Recensione: Living Crusher – Remix
Questo Living Crusher è lo stesso che passò qualche tempo fa da queste stesse “pagine”. Lo stesso che trovate recensito qui, riproposto però in una versione completamente remixata. 20 punti di differenza per un remix: il discorso non è in realtà così semplice, anzi, è molto delicato, e cercherò di spiegarvi dettagliatamente il motivo di questa nuova recensione. Per chiarezza bisogna però scindere due aspetti: quello musicale da quello attitudinale.
Il profilo musicale è stato evidentemente quello cruciale, che ha influenzato maggiormente questo cambio di voto. Per quanto si tratti di un semplice demo, il suono aveva terribilmente inficiato il mio giudizio, e non per una questione fine a sè stessa. Per il fatto fondamentale che tantissime parti erano letteralmente indistinguibili, svalorizzate, perse in un marasma che non sempre (anzi, quasi mai) si adattava alle caratteristiche dei Kautery. Prendiamo ad esempio il lavoro delle due chitarre: la ruvidezza e la potenza di alcuni riff (si prenda “Bone Shredder” tanto da avere un esempio) erano completamente offuscate dalla sezione ritmica, che peraltro ha guadagnato a sua volta da questo nuovo mixaggio (una sezione ritmica con un buon lavoro di contesto è evidentemente più appagante di una senza nessun altro riferimento musicale).

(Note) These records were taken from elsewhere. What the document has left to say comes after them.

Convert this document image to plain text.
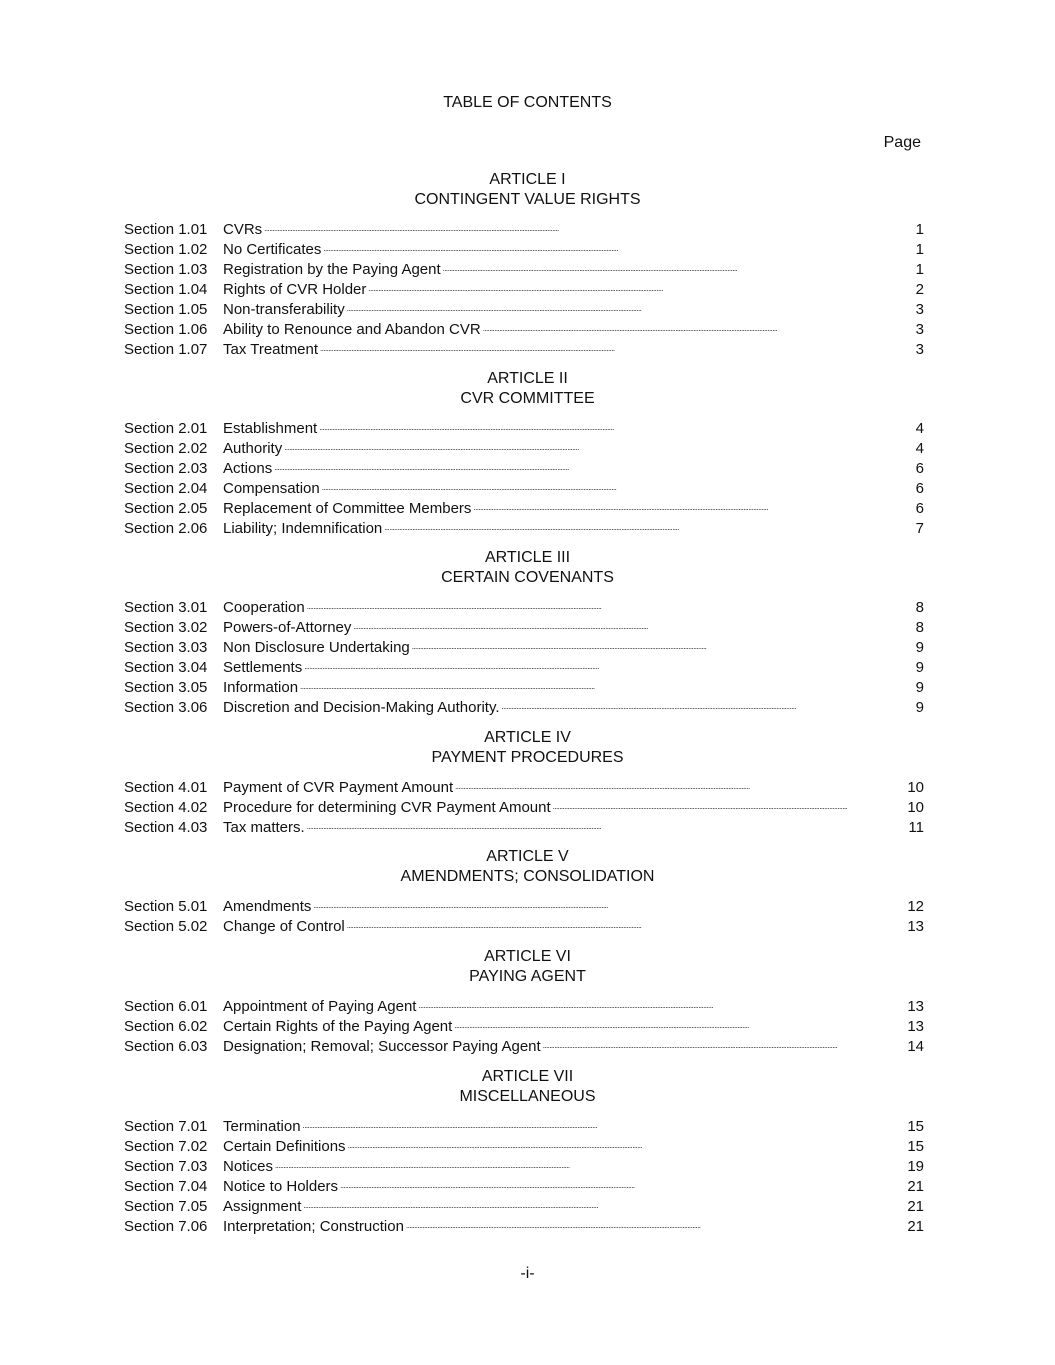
TABLE OF CONTENTS
Page
ARTICLE I
CONTINGENT VALUE RIGHTS
Section 1.01	CVRs . . .	1
Section 1.02	No Certificates . . .	1
Section 1.03	Registration by the Paying Agent . . .	1
Section 1.04	Rights of CVR Holder . . .	2
Section 1.05	Non-transferability . . .	3
Section 1.06	Ability to Renounce and Abandon CVR . . .	3
Section 1.07	Tax Treatment . . .	3
ARTICLE II
CVR COMMITTEE
Section 2.01	Establishment . . .	4
Section 2.02	Authority . . .	4
Section 2.03	Actions . . .	6
Section 2.04	Compensation . . .	6
Section 2.05	Replacement of Committee Members . . .	6
Section 2.06	Liability; Indemnification . . .	7
ARTICLE III
CERTAIN COVENANTS
Section 3.01	Cooperation . . .	8
Section 3.02	Powers-of-Attorney . . .	8
Section 3.03	Non Disclosure Undertaking . . .	9
Section 3.04	Settlements . . .	9
Section 3.05	Information . . .	9
Section 3.06	Discretion and Decision-Making Authority. . . .	9
ARTICLE IV
PAYMENT PROCEDURES
Section 4.01	Payment of CVR Payment Amount . . .	10
Section 4.02	Procedure for determining CVR Payment Amount . . .	10
Section 4.03	Tax matters. . . .	11
ARTICLE V
AMENDMENTS; CONSOLIDATION
Section 5.01	Amendments . . .	12
Section 5.02	Change of Control . . .	13
ARTICLE VI
PAYING AGENT
Section 6.01	Appointment of Paying Agent . . .	13
Section 6.02	Certain Rights of the Paying Agent . . .	13
Section 6.03	Designation; Removal; Successor Paying Agent . . .	14
ARTICLE VII
MISCELLANEOUS
Section 7.01	Termination . . .	15
Section 7.02	Certain Definitions . . .	15
Section 7.03	Notices . . .	19
Section 7.04	Notice to Holders . . .	21
Section 7.05	Assignment . . .	21
Section 7.06	Interpretation; Construction . . .	21
-i-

Insomma, si può obiettare che avrei dovuto dedicare maggiore attenzione alla vecchia versione e giungere alle medesime conclusioni senza l’ausilio di un suono nuovo; vero, ma fondamentalmente quel che avevo fatto notare era che il vecchio sound non esprimeva al massimo le potenzialità della band, e questo remix ne è la più bella dimostrazione. Con i suoni meglio bilanciati, moderati rispetto ai primi eccessi, l’esuberanza della band non viene contenuta ma mostrata in maniera diversa. Non pensate ad uno stravolgimento radicale, ma mi sembra doveroso premiare la giusta direzione di ricerca sonora, di cui a mio parere questo remix è la dimostrazione.
La questione “attitudinale” è forse meno importante ai fini del giudizio, ma per quanto mi riguarda è stata la più bella scoperta. Forse il motivo principale per il quale sarò sempre un sostenitore di questo gruppo. Mi prendo dunque la libertà di spendere delle parole, per valorizzare l’atteggiamento di un gruppo che ancora è tenace nel suo “credo attitudinale”, primo motore a mio avviso per concepire un discorso musicale valido nel tempo.
In pratica, dopo la prima recensione, è seguito uno scambio di email tra me e Arthur, che si può dire abbia fatto da mediatore per il gruppo. In queste email entrambi abbiamo chiarito la nostra visione attinente alla musica, alla scena e ad altre questioni di questo tipo. Contrariamente a quanto possa far pensare il contesto, ne è uscita una visione fin da subito molto simile, per certi versi praticamente identica. Se prima parlavo di potenzialità, questa conversazione virtuale ha confermato quanto prima potevo solo sospettare. E mi ha fatto capire che i Kautery sono veramente uno dei pochissimi gruppi in circolazione che ancora crede fermamente in una logica di intransigenza musicale, in una concezione incontaminata delle proprie pulsioni musicali. E la decisione di remixare il demo per poterlo valorizzare è stata la prova di quanto questo gruppo creda con convinzione in quello che fa e voglia esprimerlo al meglio.
Insomma, questa recensione è discutibile, e me ne rendo conto. Ma prima di avanzare critiche a vuoto vi invito a entrare in contatto con la realtà dei Kautery: il che significa innanzitutto ascoltare la loro musica e magari cercare di capirne i risvolti attitudinali e concettuali. Ma significa anche cercare un vero e proprio dialogo col gruppo, uno dei pochi rimasti in attività con cui le parole “intransigenza” e “attitudine” non siano retorica per menomati. I Kautery sono un ponte con un glorioso passato, e, per quanto musicalmente mi piaccia anche guardare avanti, la considerazione che meritano gruppi simili sarà sempre e comunque totale.